What you're saying makes sense - the solution needs to be cloned before the event is fired. In fact, it has been designed like this, and it's worked like this for years. Which makes me question if there could be something else going on as well.
Any chance you could provide a reproducer that we could run on our end?
I will try to find some time to do it. What I already checked is that my deep cloning is working correct. So thats not the issue.
I am still trying to replicate it. What I found until now is that is only happens on phase change between construction heuristic and local search, hence on the first found solution. If I start manipulating the solution after local search started everything is working fine.

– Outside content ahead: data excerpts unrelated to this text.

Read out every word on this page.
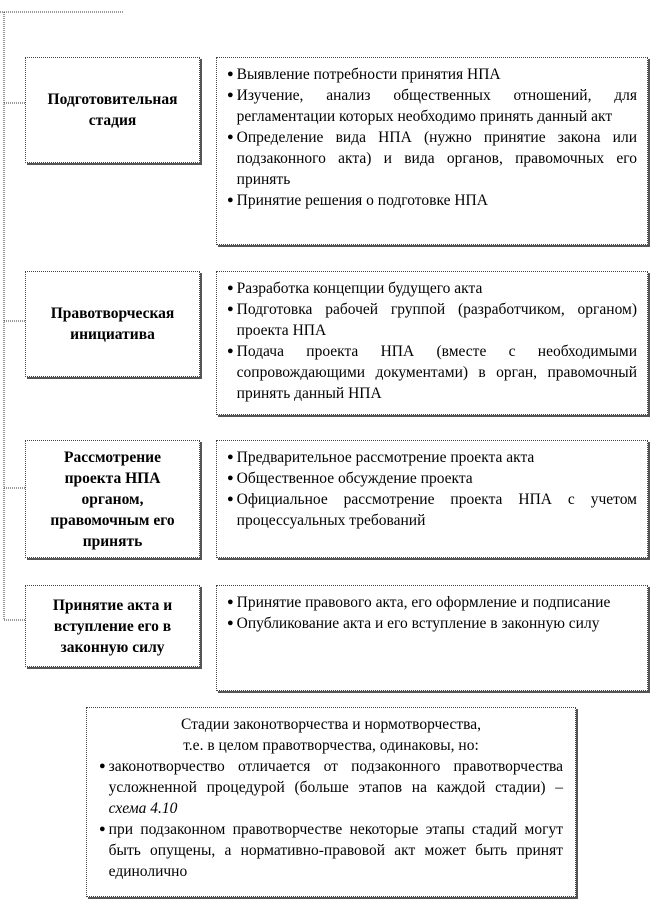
Подготовительная стадия
● Выявление потребности принятия НПА
● Изучение, анализ общественных отношений, для регламентации которых необходимо принять данный акт
● Определение вида НПА (нужно принятие закона или подзаконного акта) и вида органов, правомочных его принять
● Принятие решения о подготовке НПА
Правотворческая инициатива
● Разработка концепции будущего акта
● Подготовка рабочей группой (разработчиком, органом) проекта НПА
● Подача проекта НПА (вместе с необходимыми сопровождающими документами) в орган, правомочный принять данный НПА
Рассмотрение проекта НПА органом, правомочным его принять
● Предварительное рассмотрение проекта акта
● Общественное обсуждение проекта
● Официальное рассмотрение проекта НПА с учетом процессуальных требований
Принятие акта и вступление его в законную силу
● Принятие правового акта, его оформление и подписание
● Опубликование акта и его вступление в законную силу
Стадии законотворчества и нормотворчества,
т.е. в целом правотворчества, одинаковы, но:
● законотворчество отличается от подзаконного правотворчества усложненной процедурой (больше этапов на каждой стадии) – схема 4.10
● при подзаконном правотворчестве некоторые этапы стадий могут быть опущены, а нормативно-правовой акт может быть принят единолично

I finally could reproduce it. Just run gradle build and gradle run and it should throw the exception.
reproducer.zip
Thank you, @jason076!
I saw that you have an open PR for the issue. Is there any estimation when the fix will be released? Will it take more than two weeks to be available in a new version? It's important for me to know, because if it will be released soon, I will create no workaround for it.
The next release is scheduled for June 10th.
FYI @jason076 We will be reverting the commit we introduced to "fix" this issue.
The fix is not a fix. It prevents users from affecting the solution by changing entites. But it doesn't prevent the user from affecting the solution by changing problem facts, or anything else in the solution - those aren't being cloned at all.
In fact, the "fix" makes the situation worse - it introduces cloning performance overhead, while still requiring users to remember to never touch an intermediate best solution while the solver is running.
We will be updating the docs and Javadocs to say just that - intermediate best solutions can not be modified safely and without side effects. Only the final best solution can be safely modified.